Cyber-thieves are sticking to email as their preferred way to trick victims into falling for scams, suggests a report.
The online crime groups were shunning mobiles and newer technologies in favour of phishing campaigns, said the report from Verizon.
The annual analysis catalogues more than 100,000 security incidents that hit thousands of companies in 2015.
Almost 90% of the incidents involved attempts to steal cash, it said.
The gangs were sticking to booby-trapped emails because they were proving increasingly effective, said Marc Spitler, lead author on the report.
And, so far, there was little evidence novel technologies involving net-connected gadgets or smartphones were becoming a popular attack route.
About 30% of phishing emails had been opened by people in targeted organisations in 2015, said the report, up from 23% in 2014.
And, of the scam emails opened, about 13% had been able to launch malware because staff had run the attachments they had carried.
This meant, said Mr Spitler, it often took just minutes for criminals to compromise the network of a targeted company.
"If an attack works, then it works very quickly," he said.

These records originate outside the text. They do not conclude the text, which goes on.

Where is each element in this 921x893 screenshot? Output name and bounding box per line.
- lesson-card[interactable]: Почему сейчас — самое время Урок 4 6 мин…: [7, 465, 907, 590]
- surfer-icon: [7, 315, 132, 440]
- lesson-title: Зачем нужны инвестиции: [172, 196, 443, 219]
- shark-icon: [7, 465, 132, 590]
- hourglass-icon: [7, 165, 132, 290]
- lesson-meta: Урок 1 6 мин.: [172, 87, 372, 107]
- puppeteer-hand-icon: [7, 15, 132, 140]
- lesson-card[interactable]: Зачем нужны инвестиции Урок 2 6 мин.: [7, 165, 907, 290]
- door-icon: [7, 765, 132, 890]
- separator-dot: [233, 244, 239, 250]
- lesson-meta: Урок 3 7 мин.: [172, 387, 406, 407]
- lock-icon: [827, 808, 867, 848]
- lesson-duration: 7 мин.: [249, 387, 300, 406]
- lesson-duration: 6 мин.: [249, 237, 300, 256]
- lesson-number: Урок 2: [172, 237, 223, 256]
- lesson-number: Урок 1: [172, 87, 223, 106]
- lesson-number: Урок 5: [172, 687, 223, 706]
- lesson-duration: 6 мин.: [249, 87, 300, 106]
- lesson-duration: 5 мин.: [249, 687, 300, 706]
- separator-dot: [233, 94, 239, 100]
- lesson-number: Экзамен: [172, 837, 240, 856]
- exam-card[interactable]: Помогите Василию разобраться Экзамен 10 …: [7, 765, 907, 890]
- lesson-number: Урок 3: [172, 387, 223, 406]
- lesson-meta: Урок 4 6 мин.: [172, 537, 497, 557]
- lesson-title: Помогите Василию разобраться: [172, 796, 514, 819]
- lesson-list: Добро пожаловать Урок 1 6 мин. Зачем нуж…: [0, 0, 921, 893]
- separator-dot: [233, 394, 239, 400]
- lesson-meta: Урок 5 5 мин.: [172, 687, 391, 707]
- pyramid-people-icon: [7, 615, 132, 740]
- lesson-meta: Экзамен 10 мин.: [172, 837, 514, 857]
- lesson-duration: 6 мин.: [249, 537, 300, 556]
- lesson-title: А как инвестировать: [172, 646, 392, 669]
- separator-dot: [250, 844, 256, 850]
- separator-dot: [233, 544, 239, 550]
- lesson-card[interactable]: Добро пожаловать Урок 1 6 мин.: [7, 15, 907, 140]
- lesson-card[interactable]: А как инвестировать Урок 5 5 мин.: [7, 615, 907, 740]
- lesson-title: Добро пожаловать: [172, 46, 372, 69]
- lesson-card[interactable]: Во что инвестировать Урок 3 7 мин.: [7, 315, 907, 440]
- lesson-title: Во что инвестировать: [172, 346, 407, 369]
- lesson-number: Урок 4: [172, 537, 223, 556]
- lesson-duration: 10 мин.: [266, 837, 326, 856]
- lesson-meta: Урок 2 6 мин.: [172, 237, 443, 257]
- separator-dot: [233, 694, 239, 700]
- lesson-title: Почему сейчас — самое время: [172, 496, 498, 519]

"The phishing email typically leads to the installation of malware or the compromise of a user's PC by some sort of malicious code that can establish control or persistence on a network," said Mr Spitler.
Unfortunately, he added, although companies fell victim quickly, they could take far longer to notice they had been breached.
Statistics gathered for the Verizon report suggest 84% of the organisations questioned took weeks to spot that criminals had won access to internal systems.